Ahora bien, si nosotros insistiésemos, clamando sin cesar a Jesús: No tardéis…, Ven, Señor Jesús…, ¿acaso no se apresuraría a responder a nuestro clamor?

Pensemos que, si Él bajó al seno de la Virgen de Nazaret, prefiriéndola a toda otra virgen judía, es porque Ella era la más vigilante, la que más ansiaba encontrar su Salvador. Dice Ella en su Magnificat: Y se regocijó mi espíritu en Dios, Salvador mío. El ardor de su llamado fue quien hizo llover al Justo la primera vez.
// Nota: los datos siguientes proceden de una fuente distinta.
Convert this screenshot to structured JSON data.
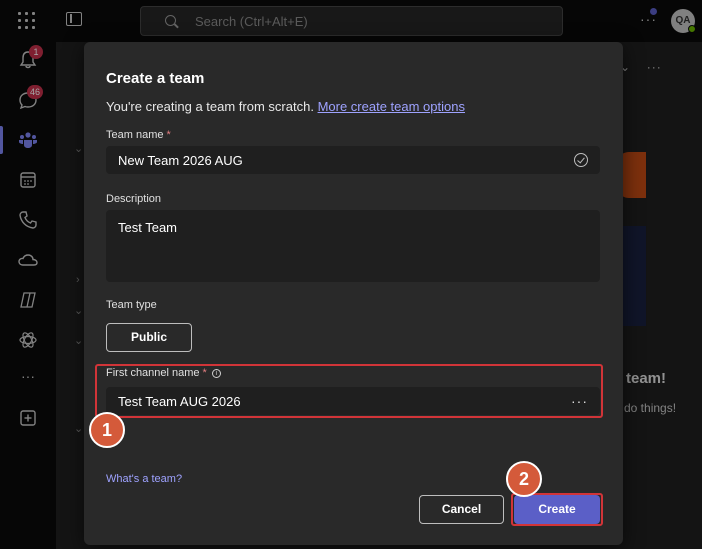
{
  "topbar": {
    "search_placeholder": "Search (Ctrl+Alt+E)",
    "more_label": "···",
    "avatar_initials": "QA"
  },
  "rail": {
    "items": [
      {
        "name": "activity",
        "icon": "bell-icon",
        "badge": "1"
      },
      {
        "name": "chat",
        "icon": "chat-icon",
        "badge": "46"
      },
      {
        "name": "teams",
        "icon": "teams-icon",
        "active": true
      },
      {
        "name": "calendar",
        "icon": "calendar-icon"
      },
      {
        "name": "calls",
        "icon": "phone-icon"
      },
      {
        "name": "onedrive",
        "icon": "cloud-icon"
      },
      {
        "name": "copilot",
        "icon": "copilot-icon"
      },
      {
        "name": "apps-ai",
        "icon": "atom-icon"
      },
      {
        "name": "more",
        "icon": "more-icon"
      },
      {
        "name": "add-apps",
        "icon": "plus-square-icon"
      }
    ],
    "more_label": "···"
  },
  "background": {
    "heading_fragment": "team!",
    "text_fragment": "do things!"
  },
  "dialog": {
    "title": "Create a team",
    "subtitle": "You're creating a team from scratch.",
    "subtitle_link": "More create team options",
    "team_name": {
      "label": "Team name",
      "required_mark": "*",
      "value": "New Team 2026 AUG"
    },
    "description": {
      "label": "Description",
      "value": "Test Team"
    },
    "team_type": {
      "label": "Team type",
      "value": "Public"
    },
    "first_channel": {
      "label": "First channel name",
      "required_mark": "*",
      "info_glyph": "i",
      "value": "Test Team AUG 2026",
      "more_label": "···"
    },
    "whats_a_team_link": "What's a team?",
    "cancel_label": "Cancel",
    "create_label": "Create"
  },
  "annotations": {
    "step1": "1",
    "step2": "2",
    "highlight_color": "#d13438",
    "step_color": "#d45a3a"
  },
  "colors": {
    "accent": "#5b5fc7",
    "link": "#9ea2ff",
    "dialog_bg": "#292929",
    "app_bg": "#0a0a0a"
  }
}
¿Quién lo atraerá la segunda vez?

En los últimos tiempos surgirá una montaña, fundada sobre la Casa del Señor, es decir María Santísima, la Morada de Dios, que dominará señera sobre todos los demás collados.

Ella, María, la Madre de Cristo, atraerá hacia sí todas las gentes, y todos los pueblos en masa acudirán a Ella.

Con la ejemplaridad y la limpidez de su vida, María nos señaló ya, y nos sigue señalando constantemente, la ruta que conduce a Dios.

Por todo esto, hermanos, alegraos en el Señor siempre; otra vez lo diré: Alegraos… El Señor está cerca… No os inquietéis por cosa alguna… Y entonces la paz de Dios, que sobrepuja todo entendimiento, custodiará vuestros corazones y vuestros pensamientos en Cristo Jesús Señor Nuestro.

Y como imploraba Teodoreto, el concluir su comentario al libro del Profeta Zacarías: “Que no haya entre nosotros ningún cananeo, sino que todos vivamos según las enseñanzas evangélicas, en la expectación de nuestra bienaventurada esperanza y de la venida del gran Dios y Salvador Nuestro Jesucristo, a quien con el Padre y el Espíritu Santo sea gloria ahora y siempre y por todos los siglos. Amén”.